Glaucoma is an eye condition which is characterised by damage to the optic nerve, caused by high pressure inside the eye. This is usually because the eye's fluids cannot drain properly and put physical pressure on the nerve. Over time, this can lead to severe vision loss, and in fact, it is the second leading cause of blindness worldwide. This short guide aims to give you some essential information about glaucoma and why you should get regular check-ups with an eye doctor.
Who is most at risk for glaucoma?
As with most conditions, certain groups of people are more at risk for developing glaucoma. Risk is increased for people over 40, people who also suffer from diabetes, people with eye tumours, trauma or injuries, or those who take corticosteroids regularly. There is also a higher risk for those who have a family history of the condition.

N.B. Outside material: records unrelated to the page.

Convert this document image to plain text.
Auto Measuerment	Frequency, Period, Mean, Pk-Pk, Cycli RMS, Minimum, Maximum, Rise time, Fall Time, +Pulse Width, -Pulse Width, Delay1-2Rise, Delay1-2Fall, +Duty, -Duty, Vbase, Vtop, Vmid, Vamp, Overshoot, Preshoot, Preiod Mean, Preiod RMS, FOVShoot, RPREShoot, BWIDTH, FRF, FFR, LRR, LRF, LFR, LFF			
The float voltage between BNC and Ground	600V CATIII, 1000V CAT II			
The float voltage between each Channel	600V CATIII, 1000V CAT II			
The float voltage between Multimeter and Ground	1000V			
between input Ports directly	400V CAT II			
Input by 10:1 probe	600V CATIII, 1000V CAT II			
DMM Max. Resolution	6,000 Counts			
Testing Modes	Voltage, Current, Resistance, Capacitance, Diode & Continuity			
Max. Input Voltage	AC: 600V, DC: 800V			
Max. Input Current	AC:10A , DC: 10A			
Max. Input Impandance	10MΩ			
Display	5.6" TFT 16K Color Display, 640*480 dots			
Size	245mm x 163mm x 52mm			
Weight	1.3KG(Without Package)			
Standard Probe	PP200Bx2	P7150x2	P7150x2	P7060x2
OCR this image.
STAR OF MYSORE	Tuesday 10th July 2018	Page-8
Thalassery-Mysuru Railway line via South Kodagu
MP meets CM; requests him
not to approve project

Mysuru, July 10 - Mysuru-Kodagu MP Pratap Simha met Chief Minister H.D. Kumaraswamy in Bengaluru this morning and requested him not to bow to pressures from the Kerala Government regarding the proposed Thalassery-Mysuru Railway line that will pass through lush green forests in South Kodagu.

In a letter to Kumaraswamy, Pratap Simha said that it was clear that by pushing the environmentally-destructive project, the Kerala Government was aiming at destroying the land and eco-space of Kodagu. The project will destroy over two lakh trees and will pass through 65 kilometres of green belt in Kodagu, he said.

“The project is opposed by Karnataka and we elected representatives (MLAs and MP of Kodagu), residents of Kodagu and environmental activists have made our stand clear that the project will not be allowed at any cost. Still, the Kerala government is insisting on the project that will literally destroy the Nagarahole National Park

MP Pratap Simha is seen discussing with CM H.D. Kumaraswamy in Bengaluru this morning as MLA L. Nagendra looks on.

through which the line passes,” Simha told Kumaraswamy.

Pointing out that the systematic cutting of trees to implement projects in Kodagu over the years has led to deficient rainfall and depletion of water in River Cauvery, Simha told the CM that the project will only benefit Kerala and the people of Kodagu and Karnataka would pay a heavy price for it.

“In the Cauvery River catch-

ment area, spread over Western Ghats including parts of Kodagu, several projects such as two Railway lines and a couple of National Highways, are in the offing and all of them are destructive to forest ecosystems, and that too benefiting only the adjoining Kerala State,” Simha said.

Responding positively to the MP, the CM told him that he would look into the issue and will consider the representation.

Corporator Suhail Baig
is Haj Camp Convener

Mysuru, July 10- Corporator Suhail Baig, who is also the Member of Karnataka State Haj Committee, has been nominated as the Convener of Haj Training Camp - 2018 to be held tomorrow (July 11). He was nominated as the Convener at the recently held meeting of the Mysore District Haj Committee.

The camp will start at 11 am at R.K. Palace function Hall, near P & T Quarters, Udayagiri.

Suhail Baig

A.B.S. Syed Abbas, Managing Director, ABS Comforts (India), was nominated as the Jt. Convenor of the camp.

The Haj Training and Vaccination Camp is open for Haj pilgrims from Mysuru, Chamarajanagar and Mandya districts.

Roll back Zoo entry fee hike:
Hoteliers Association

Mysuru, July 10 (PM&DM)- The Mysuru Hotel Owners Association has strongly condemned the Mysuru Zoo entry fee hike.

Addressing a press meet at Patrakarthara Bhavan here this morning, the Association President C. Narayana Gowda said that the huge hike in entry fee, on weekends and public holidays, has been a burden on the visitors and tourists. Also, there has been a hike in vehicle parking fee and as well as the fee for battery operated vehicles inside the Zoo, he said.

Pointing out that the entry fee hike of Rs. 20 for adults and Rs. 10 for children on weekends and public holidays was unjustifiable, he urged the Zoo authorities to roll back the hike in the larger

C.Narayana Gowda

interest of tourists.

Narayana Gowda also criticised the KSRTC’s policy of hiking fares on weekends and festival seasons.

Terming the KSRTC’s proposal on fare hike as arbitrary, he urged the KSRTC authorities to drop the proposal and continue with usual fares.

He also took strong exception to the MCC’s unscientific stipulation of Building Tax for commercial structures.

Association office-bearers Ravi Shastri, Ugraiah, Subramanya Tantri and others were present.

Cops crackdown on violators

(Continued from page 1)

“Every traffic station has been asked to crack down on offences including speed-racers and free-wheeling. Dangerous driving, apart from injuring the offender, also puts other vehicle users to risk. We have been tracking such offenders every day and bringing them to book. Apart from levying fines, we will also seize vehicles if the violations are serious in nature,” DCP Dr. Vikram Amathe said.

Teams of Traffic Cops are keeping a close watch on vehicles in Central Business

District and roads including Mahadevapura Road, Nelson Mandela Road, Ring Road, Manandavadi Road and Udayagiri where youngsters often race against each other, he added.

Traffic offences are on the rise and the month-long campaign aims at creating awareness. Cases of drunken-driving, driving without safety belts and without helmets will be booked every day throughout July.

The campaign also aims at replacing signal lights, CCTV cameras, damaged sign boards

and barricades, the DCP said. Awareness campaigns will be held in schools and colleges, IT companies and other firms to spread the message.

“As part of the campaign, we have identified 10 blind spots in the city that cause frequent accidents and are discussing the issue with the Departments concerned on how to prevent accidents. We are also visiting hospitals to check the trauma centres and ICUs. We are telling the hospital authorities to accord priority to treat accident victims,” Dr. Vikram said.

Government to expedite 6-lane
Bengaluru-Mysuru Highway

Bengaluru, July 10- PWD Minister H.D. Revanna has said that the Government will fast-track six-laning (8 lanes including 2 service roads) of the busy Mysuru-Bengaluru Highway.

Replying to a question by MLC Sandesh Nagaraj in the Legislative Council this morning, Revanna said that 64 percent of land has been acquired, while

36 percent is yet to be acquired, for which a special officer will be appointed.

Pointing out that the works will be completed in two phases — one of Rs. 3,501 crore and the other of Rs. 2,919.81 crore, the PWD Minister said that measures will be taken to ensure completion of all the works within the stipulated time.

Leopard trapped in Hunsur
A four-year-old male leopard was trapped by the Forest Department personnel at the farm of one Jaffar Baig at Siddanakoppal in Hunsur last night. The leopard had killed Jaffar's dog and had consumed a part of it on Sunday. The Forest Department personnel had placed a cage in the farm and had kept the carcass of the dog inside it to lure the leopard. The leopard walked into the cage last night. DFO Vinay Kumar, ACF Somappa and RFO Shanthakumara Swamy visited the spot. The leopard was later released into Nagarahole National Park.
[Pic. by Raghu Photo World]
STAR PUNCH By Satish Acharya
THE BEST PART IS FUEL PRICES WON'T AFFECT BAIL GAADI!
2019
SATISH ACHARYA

What are the symptoms of glaucoma?
One of the reasons glaucoma is so dangerous is that there are often no symptoms, meaning that many people lose vision before being diagnosed. This is why it is so important to see an eye doctor regularly. The exception is the rarer condition of acute angle closure glaucoma, which can cause red eyes, blurred vision and headaches.
How is glaucoma diagnosed?
As alluded to above, the only real way that glaucoma can be diagnosed is by an eye doctor, usually during your regular eye exam. Every time you get an exam, your eye doctor will check the pressure in your eye, and they can also look at your optic nerve to check for damage. They will also check whether your vision has been affected and whether your cornea is healthy. This means that it is incredibly important to get regular eye tests, especially if you are in a high-risk group.
What treatment is available for glaucoma?
While damage to the optic nerve is generally irreversible, there are things you can do to lower the pressure in your eye, and therefore prevent further damage. Treatment usually starts with eye drops, and this is often the only treatment that is required. However, there are surgical options that focus on draining fluid from the eye that you can discuss with your doctor if necessary.
Glaucoma is a serious condition that can lead to vision loss, but as there is so much that can be done to prevent further loss, getting diagnosed early is vitally important. Make sure that you're having regular eye exams, at least every five years up to the age of 65, and then every one or two years.